Samedi 24 février 2018

Une disposition du Grenelle de l’environnement contestée par les associations du patrimoine

Par LeJournaldesArts.fr · lejournaldesarts.fr

Le 11 juin 2009

PARIS [11.06.09] – Les huit associations nationales de sauvegarde et de mise en valeur du patrimoine bâti et paysager ont envoyé une lettre commune au premier ministre contre l’amendement du projet de la loi Grenelle proposant la suppression de l’avis conforme de l’Architecte des Bâtiments de France lors d’aménagements dans les zones protégées.

Malgré l’annulation par le Conseil Constitutionnel de la suppression de l’avis conforme de l’Architecte des Bâtiments de France dans les zones protégées en février 2009 dans le cadre de la loi sur le plan de relance, le projet de la loi Grenelle, présentée aux députés entre le 9 et le 11 juin, contient un amendement similaire.

Le « G8 Patrimoine » qui rassemble les huit associations nationales, reconnues d’utilité publique, de sauvegarde et de mise en valeur du patrimoine bâti et paysager a envoyé une lettre ouverte au premier ministre contre cet amendement. Le G8 n’est pourtant pas hostile à toute innovation écologique puisqu’il propose de « donner des instructions aux ABF pour qu’ils intègrent le renforcement des performances énergétiques des bâtiments et le recours aux énergies renouvelables tout en respectant le caractère esthétique des zones protégées ».

Les zones de protection du patrimoine architectural, urbain et paysager (ZPPAUP), au nombre de 500 sur le territoire, ont été instaurées en 1983 après les lois de décentralisation. La concertation entre la commune et l’ABF est obligatoire lors des décisions d’aménagement dans ces zones. Cette procédure garantit par exemple que des éoliennes ne gâcheront pas une perspective paysagère ou que les panneaux solaires ne recouvriront pas un centre historique.

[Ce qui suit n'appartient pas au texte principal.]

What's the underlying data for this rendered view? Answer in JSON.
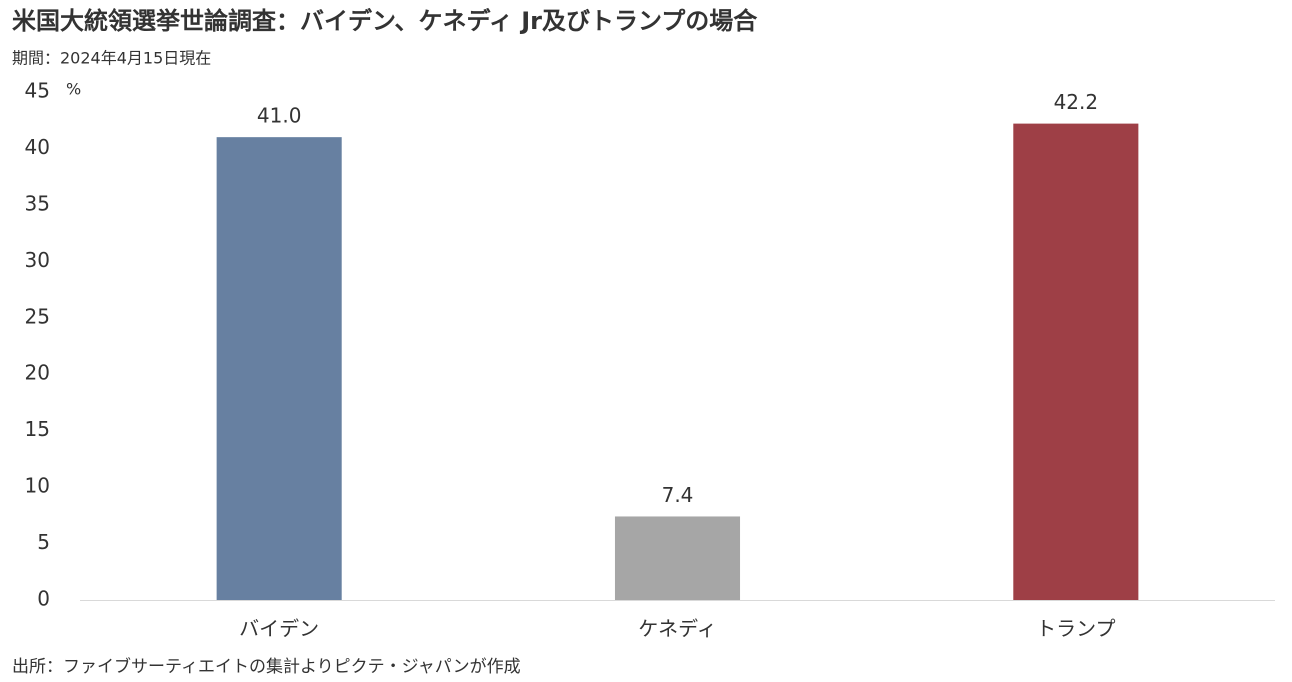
{
  "chart_data": {
    "type": "bar",
    "title": "米国大統領選挙世論調査：バイデン、ケネディ Jr及びトランプの場合",
    "subtitle": "期間：2024年4月15日現在",
    "y_unit": "%",
    "source": "出所：ファイブサーティエイトの集計よりピクテ・ジャパンが作成",
    "categories": [
      "バイデン",
      "ケネディ",
      "トランプ"
    ],
    "values": [
      41.0,
      7.4,
      42.2
    ],
    "value_labels": [
      "41.0",
      "7.4",
      "42.2"
    ],
    "colors": [
      "#6780a1",
      "#a6a6a6",
      "#9e3f46"
    ],
    "ylim": [
      0,
      45
    ],
    "yticks": [
      0,
      5,
      10,
      15,
      20,
      25,
      30,
      35,
      40,
      45
    ],
    "grid": false
  }
}
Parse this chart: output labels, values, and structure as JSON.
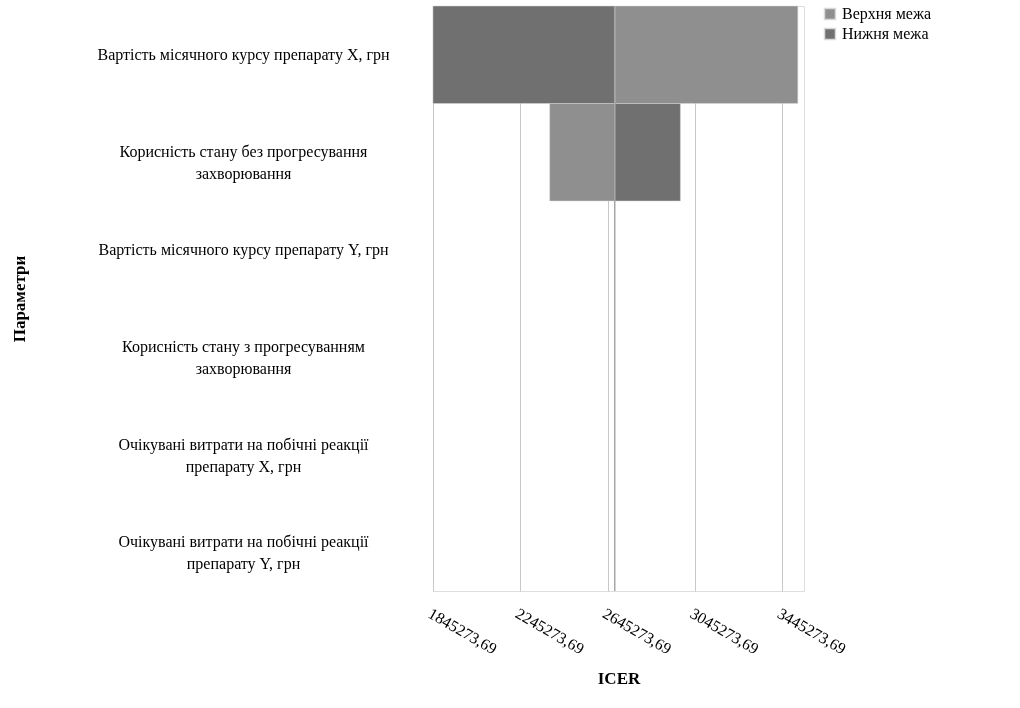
{
  "chart_data": {
    "type": "bar",
    "orientation": "horizontal",
    "xlabel": "ICER",
    "ylabel": "Параметри",
    "categories": [
      "Вартість місячного курсу  препарату X, грн",
      "Корисність стану без прогресування захворювання",
      "Вартість місячного курсу  препарату Y, грн",
      "Корисність стану з прогресуванням захворювання",
      "Очікувані витрати на побічні реакції препарату X, грн",
      "Очікувані витрати на побічні реакції препарату Y, грн"
    ],
    "series": [
      {
        "name": "Верхня межа",
        "color": "#8f8f8f",
        "base": [
          2678000,
          2380000,
          null,
          null,
          null,
          null
        ],
        "values": [
          839000,
          298000,
          null,
          null,
          null,
          null
        ]
      },
      {
        "name": "Нижня межа",
        "color": "#707070",
        "base": [
          1845000,
          2678000,
          null,
          null,
          null,
          null
        ],
        "values": [
          833000,
          301000,
          null,
          null,
          null,
          null
        ]
      }
    ],
    "xlim": [
      1845273.69,
      3545273.69
    ],
    "xticks": [
      {
        "value": 1845273.69,
        "label": "1845273,69"
      },
      {
        "value": 2245273.69,
        "label": "2245273,69"
      },
      {
        "value": 2645273.69,
        "label": "2645273,69"
      },
      {
        "value": 3045273.69,
        "label": "3045273,69"
      },
      {
        "value": 3445273.69,
        "label": "3445273,69"
      }
    ],
    "ref_lines": [
      {
        "axis": "x",
        "value": 2678000,
        "color": "#a6a6a6"
      }
    ],
    "grid": "x",
    "legend": "right"
  }
}
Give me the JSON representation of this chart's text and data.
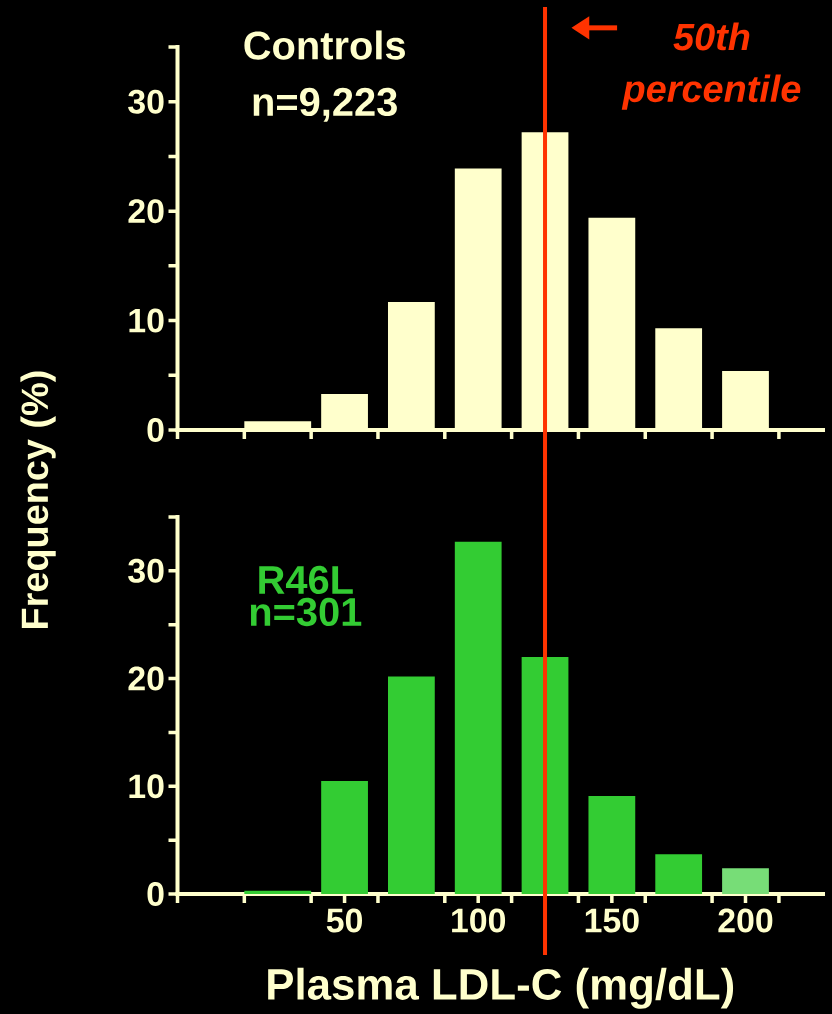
{
  "chart_data": [
    {
      "type": "histogram",
      "title": "Controls",
      "subtitle": "n=9,223",
      "ylabel": "Frequency (%)",
      "bins": [
        12.5,
        37.5,
        62.5,
        87.5,
        112.5,
        137.5,
        162.5,
        187.5,
        212.5
      ],
      "values": [
        0.8,
        3.3,
        11.7,
        23.9,
        27.2,
        19.4,
        9.3,
        5.4
      ],
      "color": "#ffffcc",
      "xlim": [
        -12.5,
        229
      ],
      "xticks": [
        {
          "value": -12.5,
          "label": null
        },
        {
          "value": 12.5,
          "label": null
        },
        {
          "value": 37.5,
          "label": null
        },
        {
          "value": 62.5,
          "label": null
        },
        {
          "value": 87.5,
          "label": null
        },
        {
          "value": 112.5,
          "label": null
        },
        {
          "value": 137.5,
          "label": null
        },
        {
          "value": 162.5,
          "label": null
        },
        {
          "value": 187.5,
          "label": null
        },
        {
          "value": 212.5,
          "label": null
        }
      ],
      "ylim": [
        0,
        35
      ],
      "yticks": [
        0,
        {
          "value": 5,
          "label": null
        },
        10,
        {
          "value": 15,
          "label": null
        },
        20,
        {
          "value": 25,
          "label": null
        },
        30,
        {
          "value": 35,
          "label": null
        }
      ],
      "tick_labels": "y",
      "ref_lines": [
        {
          "axis": "x",
          "value": 125,
          "label": "50th percentile",
          "color": "#ff3300"
        }
      ]
    },
    {
      "type": "histogram",
      "title": "R46L",
      "subtitle": "n=301",
      "xlabel": "Plasma LDL-C (mg/dL)",
      "bins": [
        12.5,
        37.5,
        62.5,
        87.5,
        112.5,
        137.5,
        162.5,
        187.5,
        212.5
      ],
      "values": [
        0.3,
        10.5,
        20.2,
        32.7,
        22.0,
        9.1,
        3.7,
        2.4
      ],
      "colors": [
        "#33cc33",
        "#33cc33",
        "#33cc33",
        "#33cc33",
        "#33cc33",
        "#33cc33",
        "#33cc33",
        "#77dd77"
      ],
      "xlim": [
        -12.5,
        229
      ],
      "xticks": [
        {
          "value": -12.5,
          "label": null
        },
        {
          "value": 12.5,
          "label": null
        },
        {
          "value": 37.5,
          "label": null
        },
        50,
        {
          "value": 62.5,
          "label": null
        },
        {
          "value": 87.5,
          "label": null
        },
        100,
        {
          "value": 112.5,
          "label": null
        },
        {
          "value": 137.5,
          "label": null
        },
        150,
        {
          "value": 162.5,
          "label": null
        },
        {
          "value": 187.5,
          "label": null
        },
        200,
        {
          "value": 212.5,
          "label": null
        }
      ],
      "ylim": [
        0,
        35
      ],
      "yticks": [
        0,
        {
          "value": 5,
          "label": null
        },
        10,
        {
          "value": 15,
          "label": null
        },
        20,
        {
          "value": 25,
          "label": null
        },
        30,
        {
          "value": 35,
          "label": null
        }
      ],
      "ref_lines": [
        {
          "axis": "x",
          "value": 125,
          "color": "#ff3300"
        }
      ]
    }
  ]
}
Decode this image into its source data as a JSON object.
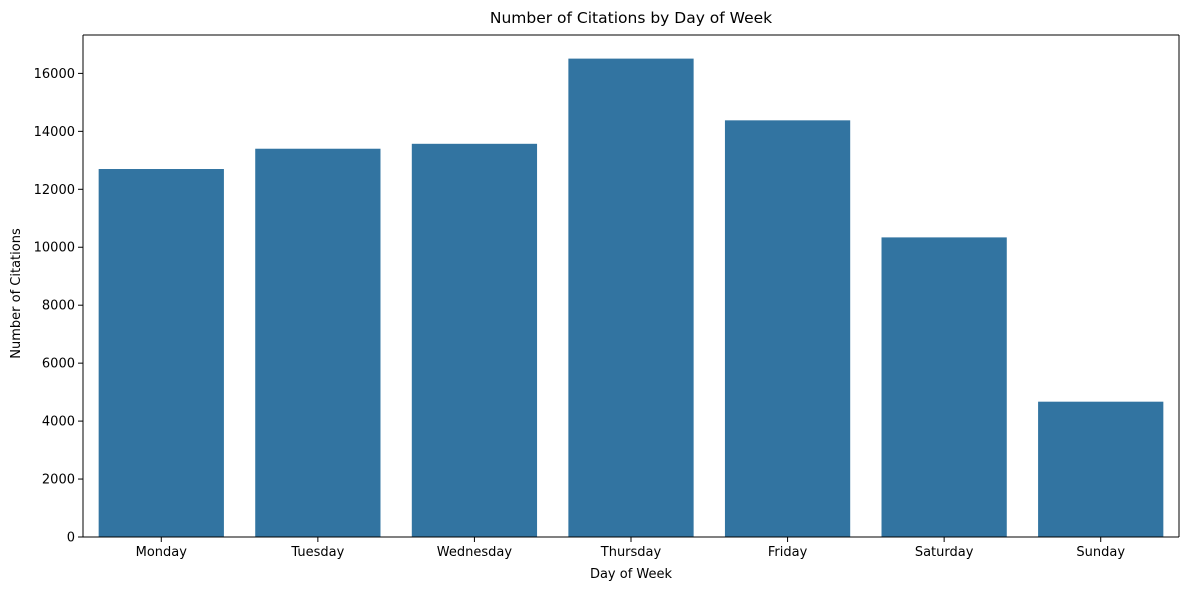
{
  "chart_data": {
    "type": "bar",
    "title": "Number of Citations by Day of Week",
    "xlabel": "Day of Week",
    "ylabel": "Number of Citations",
    "categories": [
      "Monday",
      "Tuesday",
      "Wednesday",
      "Thursday",
      "Friday",
      "Saturday",
      "Sunday"
    ],
    "values": [
      12700,
      13400,
      13570,
      16510,
      14380,
      10340,
      4670
    ],
    "ylim": [
      0,
      17325
    ],
    "yticks": [
      0,
      2000,
      4000,
      6000,
      8000,
      10000,
      12000,
      14000,
      16000
    ],
    "bar_color": "#3274a1",
    "grid": false,
    "legend": "none"
  }
}
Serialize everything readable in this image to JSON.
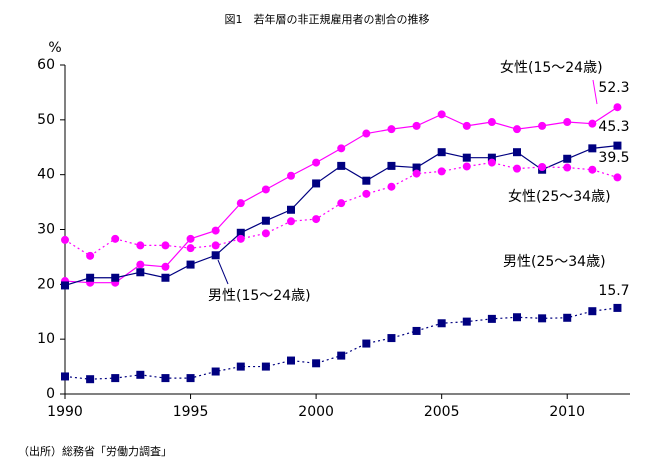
{
  "chart_data": {
    "type": "line",
    "title": "図1　若年層の非正規雇用者の割合の推移",
    "y_unit": "%",
    "source": "（出所）総務省「労働力調査」",
    "x": [
      1990,
      1991,
      1992,
      1993,
      1994,
      1995,
      1996,
      1997,
      1998,
      1999,
      2000,
      2001,
      2002,
      2003,
      2004,
      2005,
      2006,
      2007,
      2008,
      2009,
      2010,
      2011,
      2012
    ],
    "xlim": [
      1990,
      2012.5
    ],
    "xticks": [
      1990,
      1995,
      2000,
      2005,
      2010
    ],
    "ylim": [
      0,
      60
    ],
    "yticks": [
      0,
      10,
      20,
      30,
      40,
      50,
      60
    ],
    "grid": false,
    "series": [
      {
        "name": "女性(15～24歳)",
        "color": "#ff00ff",
        "marker": "circle",
        "dashed": false,
        "values": [
          20.6,
          20.3,
          20.3,
          23.6,
          23.2,
          28.3,
          29.8,
          34.8,
          37.3,
          39.8,
          42.2,
          44.8,
          47.5,
          48.3,
          48.9,
          51.0,
          48.9,
          49.6,
          48.3,
          48.9,
          49.6,
          49.3,
          52.3
        ]
      },
      {
        "name": "男性(15～24歳)",
        "color": "#000080",
        "marker": "square",
        "dashed": false,
        "values": [
          19.8,
          21.2,
          21.2,
          22.2,
          21.2,
          23.6,
          25.3,
          29.4,
          31.6,
          33.6,
          38.4,
          41.6,
          38.9,
          41.6,
          41.3,
          44.1,
          43.1,
          43.1,
          44.1,
          40.9,
          42.9,
          44.8,
          45.3
        ]
      },
      {
        "name": "女性(25～34歳)",
        "color": "#ff00ff",
        "marker": "circle",
        "dashed": true,
        "values": [
          28.1,
          25.2,
          28.3,
          27.1,
          27.1,
          26.6,
          27.1,
          28.3,
          29.3,
          31.5,
          31.9,
          34.8,
          36.5,
          37.8,
          40.2,
          40.6,
          41.5,
          42.2,
          41.1,
          41.4,
          41.3,
          40.9,
          39.5
        ]
      },
      {
        "name": "男性(25～34歳)",
        "color": "#000080",
        "marker": "square",
        "dashed": true,
        "values": [
          3.2,
          2.7,
          2.9,
          3.5,
          2.9,
          2.9,
          4.1,
          5.0,
          5.0,
          6.1,
          5.6,
          7.0,
          9.2,
          10.2,
          11.5,
          12.9,
          13.2,
          13.7,
          14.0,
          13.8,
          13.9,
          15.1,
          15.7
        ]
      }
    ]
  }
}
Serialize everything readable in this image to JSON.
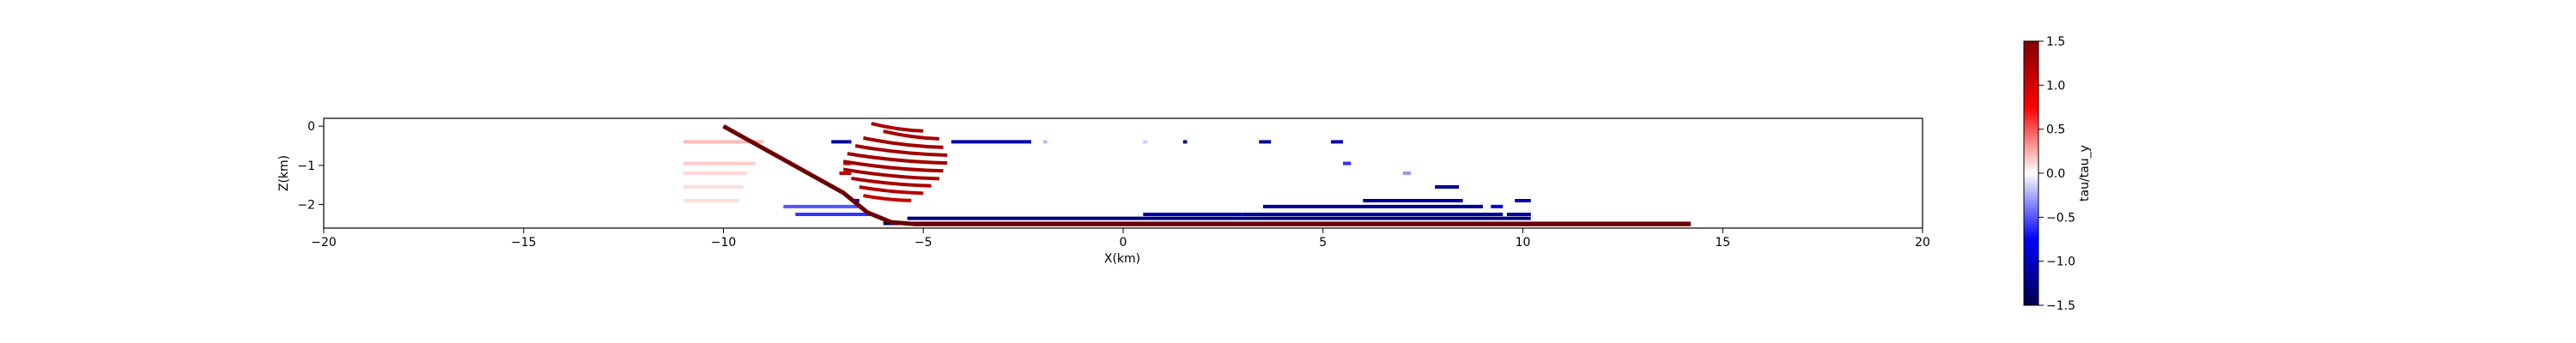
{
  "chart_data": {
    "type": "scatter",
    "xlabel": "X(km)",
    "ylabel": "Z(km)",
    "xlim": [
      -20,
      20
    ],
    "ylim": [
      -2.6,
      0.2
    ],
    "x_ticks": [
      "−20",
      "−15",
      "−10",
      "−5",
      "0",
      "5",
      "10",
      "15",
      "20"
    ],
    "y_ticks": [
      "0",
      "−1",
      "−2"
    ],
    "colormap": "seismic",
    "colorbar": {
      "label": "tau/tau_y",
      "range": [
        -1.5,
        1.5
      ],
      "ticks": [
        "1.5",
        "1.0",
        "0.5",
        "0.0",
        "−0.5",
        "−1.0",
        "−1.5"
      ]
    },
    "fault": {
      "color": "#6b0000",
      "points": [
        [
          -10.0,
          0.0
        ],
        [
          -7.0,
          -1.7
        ],
        [
          -6.4,
          -2.2
        ],
        [
          -5.8,
          -2.45
        ],
        [
          -5.2,
          -2.5
        ],
        [
          14.2,
          -2.5
        ]
      ]
    },
    "rows": [
      {
        "z": -0.4,
        "segments": [
          [
            -11.0,
            -9.0,
            0.2
          ],
          [
            -7.3,
            -6.8,
            -1.2
          ],
          [
            -4.3,
            -2.3,
            -1.1
          ],
          [
            -2.0,
            -1.9,
            -0.2
          ],
          [
            0.5,
            0.6,
            -0.15
          ],
          [
            1.5,
            1.6,
            -1.3
          ],
          [
            3.4,
            3.7,
            -1.2
          ],
          [
            5.2,
            5.5,
            -1.1
          ]
        ]
      },
      {
        "z": -0.95,
        "segments": [
          [
            -11.0,
            -9.2,
            0.15
          ],
          [
            -7.0,
            -6.8,
            1.1
          ],
          [
            5.5,
            5.7,
            -0.6
          ]
        ]
      },
      {
        "z": -1.2,
        "segments": [
          [
            -11.0,
            -9.4,
            0.12
          ],
          [
            -7.1,
            -6.8,
            1.1
          ],
          [
            7.0,
            7.2,
            -0.3
          ]
        ]
      },
      {
        "z": -1.55,
        "segments": [
          [
            -11.0,
            -9.5,
            0.1
          ],
          [
            7.8,
            8.4,
            -1.2
          ]
        ]
      },
      {
        "z": -1.9,
        "segments": [
          [
            -11.0,
            -9.6,
            0.1
          ],
          [
            -6.8,
            -6.6,
            -1.0
          ],
          [
            6.0,
            8.5,
            -1.2
          ],
          [
            9.8,
            10.2,
            -1.1
          ]
        ]
      },
      {
        "z": -2.05,
        "segments": [
          [
            -8.5,
            -6.6,
            -0.5
          ],
          [
            3.5,
            9.0,
            -1.2
          ],
          [
            9.2,
            9.5,
            -0.9
          ]
        ]
      },
      {
        "z": -2.25,
        "segments": [
          [
            -8.2,
            -6.3,
            -0.6
          ],
          [
            0.5,
            3.0,
            -1.1
          ],
          [
            3.0,
            9.5,
            -1.2
          ],
          [
            9.6,
            10.2,
            -1.2
          ]
        ]
      },
      {
        "z": -2.35,
        "segments": [
          [
            -5.4,
            10.2,
            -1.3
          ]
        ]
      },
      {
        "z": -2.48,
        "segments": [
          [
            -6.0,
            14.2,
            -1.45
          ]
        ]
      }
    ],
    "arcs": [
      {
        "x1": -6.3,
        "x2": -5.0,
        "peak": 0.12,
        "y0": -0.05,
        "value": 1.25
      },
      {
        "x1": -6.0,
        "x2": -4.6,
        "peak": 0.12,
        "y0": -0.25,
        "value": 1.25
      },
      {
        "x1": -6.5,
        "x2": -4.5,
        "peak": 0.15,
        "y0": -0.45,
        "value": 1.3
      },
      {
        "x1": -6.7,
        "x2": -4.4,
        "peak": 0.15,
        "y0": -0.65,
        "value": 1.3
      },
      {
        "x1": -6.9,
        "x2": -4.4,
        "peak": 0.15,
        "y0": -0.85,
        "value": 1.3
      },
      {
        "x1": -7.0,
        "x2": -4.5,
        "peak": 0.15,
        "y0": -1.05,
        "value": 1.3
      },
      {
        "x1": -7.0,
        "x2": -4.6,
        "peak": 0.15,
        "y0": -1.25,
        "value": 1.3
      },
      {
        "x1": -6.8,
        "x2": -4.8,
        "peak": 0.12,
        "y0": -1.45,
        "value": 1.25
      },
      {
        "x1": -6.6,
        "x2": -5.0,
        "peak": 0.1,
        "y0": -1.65,
        "value": 1.2
      },
      {
        "x1": -6.5,
        "x2": -5.3,
        "peak": 0.08,
        "y0": -1.85,
        "value": 1.1
      }
    ]
  }
}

Le Conseil International des monuments et des sites (Icomos) rappelle que les ZPPAUP constituent bien souvent le cadre de gestion des sites inscrits sur la liste du patrimoine mondial de l’UNESCO. Une déréglementation de la gestion de ces sites compromettrait l’image de la France qui a toujours été considérée comme étant à l'avant-garde internationale de la protection du patrimoine.